Whether the loss is ‘serious’ will depend on the particular circumstances involved and be subjectively assessed on a case by case basis. In other words, there is no ‘one size fits all’ approach to assessing whether the loss suffered, or likely to be suffered is ‘serious’, thus allowing for a degree of flexibility. This means that where the loss of one customer may not constitute serious financial loss to a large corporation, it could still pass the threshold of seriousness for a small company where the effects of a defamatory article might consequentially be more devastating.
The term ‘likely to cause’ with regard to seriousness of the damage done to the company has also been found to mean that the words complained of are liable to or have a tendency to cause serious financial loss.
Establishing ‘serious financial loss’
There are number of ways to demonstrate that the words complained of have caused or are likely to cause serious financial loss. In essence, a company must establish that in the absence of the defamatory statements being published, their financial position would have been better.
To do this, there are a number of aspects of the company’s business to look at.
For example, the past performance and track record of the corporation will not only provide an historical overview but also an indication of where the business expected to be at the time the defamatory statements were published.
The company’s budget or forecast will prove helpful. This is especially so where regular forecasts have been shown to have been accurate in the past. The extensive documentation generated, for example, in the process of applying for a bank loan may prove useful when assessing the damage caused by the publication of defamatory statements.
Contemporaneous correspondence is another area where evidence can be gathered of a company’s financial position at the time of being defamed and, again, where the company anticipated that it would be. Company communications may also provide an important record of any losses accrued as a result of the defamation.
The importance of seeking expert financial advice at the earliest stages of proceedings cannot be overstated. Liaising with an expert at the outset enables them to establish clearly the damage done in financial terms by the defamatory statements, advise on relevant revenue streams which may have been affected, discuss areas of concern on a potential claim and gain a familiarity with the evidence right from the start.
Finally, as always, the devil is in the detail; scrutinise the evidence very carefully. Place yourself in the position of your opponent and the test your case for any potential weaknesses.

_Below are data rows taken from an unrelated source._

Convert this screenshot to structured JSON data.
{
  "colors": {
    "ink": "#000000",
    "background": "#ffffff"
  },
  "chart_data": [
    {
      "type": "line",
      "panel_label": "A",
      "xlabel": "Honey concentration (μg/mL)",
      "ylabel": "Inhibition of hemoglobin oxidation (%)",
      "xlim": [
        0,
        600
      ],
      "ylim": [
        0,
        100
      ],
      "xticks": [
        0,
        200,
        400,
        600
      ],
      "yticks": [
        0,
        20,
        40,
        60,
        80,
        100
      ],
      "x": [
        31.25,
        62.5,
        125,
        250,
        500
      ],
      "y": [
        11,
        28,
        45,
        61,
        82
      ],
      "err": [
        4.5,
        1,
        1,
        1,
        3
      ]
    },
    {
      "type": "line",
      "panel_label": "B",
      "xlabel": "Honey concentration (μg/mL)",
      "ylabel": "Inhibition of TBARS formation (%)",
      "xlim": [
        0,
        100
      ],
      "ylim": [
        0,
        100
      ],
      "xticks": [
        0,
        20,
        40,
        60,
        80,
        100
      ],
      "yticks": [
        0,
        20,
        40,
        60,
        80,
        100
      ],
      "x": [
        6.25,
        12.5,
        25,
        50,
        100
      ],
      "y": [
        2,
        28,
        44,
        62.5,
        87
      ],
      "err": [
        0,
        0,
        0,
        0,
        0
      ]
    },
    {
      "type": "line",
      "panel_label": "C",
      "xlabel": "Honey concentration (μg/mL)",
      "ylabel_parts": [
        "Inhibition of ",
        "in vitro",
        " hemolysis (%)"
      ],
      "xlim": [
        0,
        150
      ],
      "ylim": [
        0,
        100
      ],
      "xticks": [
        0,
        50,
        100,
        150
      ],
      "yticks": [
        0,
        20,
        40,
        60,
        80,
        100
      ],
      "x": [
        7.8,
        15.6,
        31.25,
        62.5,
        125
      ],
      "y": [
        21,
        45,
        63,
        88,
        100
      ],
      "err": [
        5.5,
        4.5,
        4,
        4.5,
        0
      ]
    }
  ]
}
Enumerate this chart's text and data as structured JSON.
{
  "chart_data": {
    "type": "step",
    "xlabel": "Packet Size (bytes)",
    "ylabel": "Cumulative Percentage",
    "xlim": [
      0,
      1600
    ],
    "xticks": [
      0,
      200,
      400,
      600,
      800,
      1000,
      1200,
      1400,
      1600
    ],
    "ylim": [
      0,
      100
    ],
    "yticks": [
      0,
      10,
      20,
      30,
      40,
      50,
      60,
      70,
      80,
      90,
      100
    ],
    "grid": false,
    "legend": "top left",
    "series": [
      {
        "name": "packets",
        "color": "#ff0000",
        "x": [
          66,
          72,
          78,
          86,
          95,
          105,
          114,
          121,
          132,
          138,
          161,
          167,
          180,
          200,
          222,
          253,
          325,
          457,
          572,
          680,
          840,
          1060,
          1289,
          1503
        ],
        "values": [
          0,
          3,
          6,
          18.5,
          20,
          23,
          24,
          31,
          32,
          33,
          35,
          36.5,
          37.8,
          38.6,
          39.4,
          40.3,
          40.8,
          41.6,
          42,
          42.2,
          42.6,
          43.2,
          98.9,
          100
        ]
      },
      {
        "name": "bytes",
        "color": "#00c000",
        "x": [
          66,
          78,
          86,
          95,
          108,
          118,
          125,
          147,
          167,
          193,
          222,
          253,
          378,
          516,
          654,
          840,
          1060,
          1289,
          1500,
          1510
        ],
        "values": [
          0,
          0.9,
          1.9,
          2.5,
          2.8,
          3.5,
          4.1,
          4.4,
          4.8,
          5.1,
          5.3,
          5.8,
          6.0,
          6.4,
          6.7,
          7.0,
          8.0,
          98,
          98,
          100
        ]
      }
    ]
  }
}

Knowing the relative strengths and weaknesses of your claim will enable you to proceed with confidence.
In a case of defamation, an award of damages can be considered as vindication.
Further to any damages awarded, a final injunction which prohibits any further publication of the statements complained of can also be obtained. This takes effect immediately, preventing republication of the defamatory material. Failure to comply with this order can result in imprisonment for contempt of court.
In addition to the above, case law has shown that the courts are also willing to order that the costs incurred by companies in seeking to restore their reputation following an attack may be also be recoverable from the opponent. For example, often corporate entities will seek PR advice on how best to remove false and defamatory allegations from online. These costs have been recovered by claimants from their opponent at court.
Reputational damage is a real issue and the consequences can be far reaching. It is important for companies not to be naive or blasé about the reality of the effects of reputational damage.
The importance of maintaining detailed records cannot be overstated as they provide vital evidence of the financial impact of any attack on a company’s reputation.
Analysing the threats to reputation that currently exist and preparing for all eventualities may help to mitigate any future losses.
Recording any costs or expenditure arising out of a crisis and focusing on a detailed analysis as events unfold will help to create reliable evidence in support of any claim.